Venerdì, 14 Maggio 2021
Il monito

La rabbia dei medici: "Ospedali pieni e piazze stracolme, non abbiamo più parole"

La lettera aperta del presidente dell'Ordine dei medici di Firenze: "La tutela della salute è uno dei pilastri della nostra Costituzione, ma quel principio sembra essere confinato solo nei reparti ospedalieri"

Quasi tutta Italia riapre da oggi, come stabilito dall'ultimo decreto legge del governo. Dal 26 aprile ci sono meno restrizioni nelle regioni in zona gialla, ma rimane in vigore il coprifuoco dalle 22 alle 5. Non tutti sono d'accordo con le riaperture graduali decise dall'esecutivo Draghi. Dopo gli assembramenti visti nel weekend alla vigilia della ripartenza in molte città italiane, il presidente dell'Ordine dei medici di Firenze, Pietro Dattolo, prende carta e penna e scrive una lettera aperta per raccontare la situazione degli ospedali, ancora sotto pressione per l'emergenza covid.

Il racconto del medico: "Ospedali pieni e piazze stracolme di ragazzi"

"È chiaro che ora le priorità sono cambiate o non si spiegherebbero le folle per le strade - scrive il dottor Dattolo -. La tutela della salute è uno dei pilastri della nostra Costituzione, ma quel principio sembra essere confinato solo nei reparti ospedalieri. Diteci cosa rispondere alle famiglie che ci chiamano, agli anziani rimasti soli che guardano fuori dalla finestra. Noi le parole le abbiamo finite".

Il presidente dell'Ordine dei medici di Firenze racconta con partecipazione il divario tra il dentro e il fuori dell'ospedale: "Diteci voi cosa dobbiamo fare.

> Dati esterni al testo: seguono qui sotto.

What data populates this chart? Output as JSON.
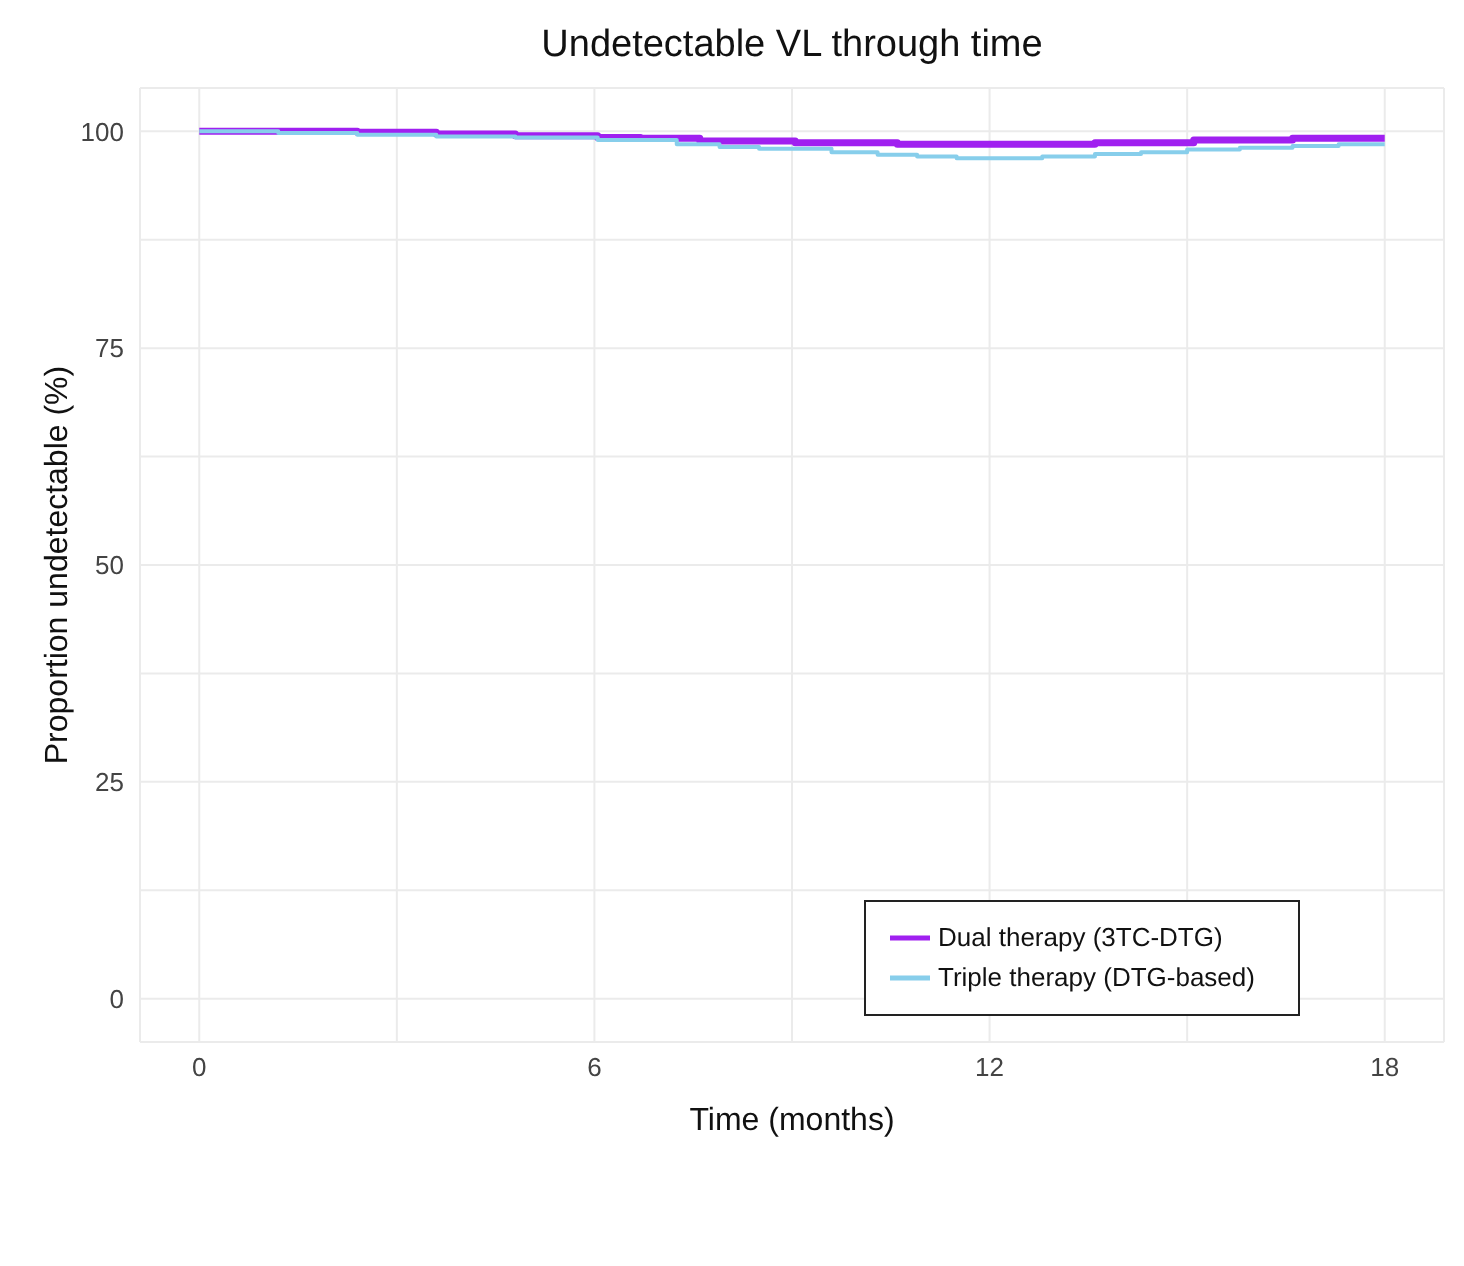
{
  "chart_data": {
    "type": "step",
    "title": "Undetectable VL through time",
    "xlabel": "Time (months)",
    "ylabel": "Proportion undetectable (%)",
    "xlim": [
      -0.9,
      18.9
    ],
    "xticks": [
      0,
      {
        "value": 3,
        "label": null
      },
      6,
      {
        "value": 9,
        "label": null
      },
      12,
      {
        "value": 15,
        "label": null
      },
      18
    ],
    "ylim": [
      -5,
      105
    ],
    "yticks": [
      0,
      {
        "value": 12.5,
        "label": null
      },
      25,
      {
        "value": 37.5,
        "label": null
      },
      50,
      {
        "value": 62.5,
        "label": null
      },
      75,
      {
        "value": 87.5,
        "label": null
      },
      100
    ],
    "grid": true,
    "legend": "bottom right",
    "series": [
      {
        "name": "Dual therapy (3TC-DTG)",
        "color": "#a020f0",
        "x": [
          0,
          1.2,
          2.4,
          3.6,
          4.8,
          6.05,
          6.7,
          7.6,
          9.05,
          10.6,
          13.6,
          15.1,
          16.6,
          18
        ],
        "values": [
          100,
          100,
          99.9,
          99.7,
          99.5,
          99.3,
          99.2,
          98.9,
          98.7,
          98.5,
          98.7,
          99.0,
          99.2,
          99.2
        ]
      },
      {
        "name": "Triple therapy (DTG-based)",
        "color": "#87ceeb",
        "x": [
          0,
          1.2,
          2.4,
          3.6,
          4.8,
          6.05,
          7.25,
          7.9,
          8.5,
          9.6,
          10.3,
          10.9,
          11.5,
          12.8,
          13.6,
          14.3,
          15.0,
          15.8,
          16.6,
          17.3,
          18
        ],
        "values": [
          100,
          99.8,
          99.6,
          99.4,
          99.3,
          99.0,
          98.5,
          98.2,
          98.0,
          97.6,
          97.3,
          97.1,
          96.9,
          97.1,
          97.4,
          97.6,
          97.9,
          98.1,
          98.3,
          98.5,
          98.5
        ]
      }
    ]
  }
}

Qualcuno ci indichi la strada, perché come medici abbiamo sempre lavorato per curare una società che non vuole ammalarsi, che si rivolge ai professionisti perché ha paura di soffrire, di perdere i propri cari".

"È quasi notte - racconta il medico - ma le tapparelle della finestra rimangono a mezza altezza. Stiamo cercando di salvare una donna di 50 anni, ha avuto una crisi. Non riesce più a respirare. Le infiliamo il tubo lungo la trachea per farle arrivare l'ossigeno. Dopo ore la visiera è appannata per il sudore, ma non possiamo sbagliare nessuna manovra. Ha il petto scoperto, le rimettiamo gli elettrodi. Osserviamo le luci verdi dell'elettrocardiogramma. Il covid e la polmonite le stanno togliendo la vita. Passa mezz'ora e ci chiama sua figlia da casa, vuole sapere come sta".

Dattolo ammette che "non possiamo mentire, ma non abbiamo una risposta, lei continua a chiedere. Rimane in attesa ed è un lungo silenzio che fa male al cuore. Nel corridoio ci sono poche luci accese, si sentono le sirene di un'ambulanza mentre si sta fermando davanti al pronto soccorso. Ci guardiamo attorno, le stanze sono tutte piene. Dovrà restare in attesa".

L'emergenza non è finita. "C'è un'altra crisi cardiaca nella camera 3 - conclude il medico - due infermieri avvolti nella plastica blu corrono a dare una mano. In fondo al corridoio qualcuno ha acceso il televisore. Vediamo le piazze stracolme di ragazzi e manifestanti, mascherine abbassate, bottiglie in mano, resse. Grandi risate. Arriva un'altra ambulanza. Questa volta si è liberato un posto letto, un decesso nella stanza 11. Si ricomincia".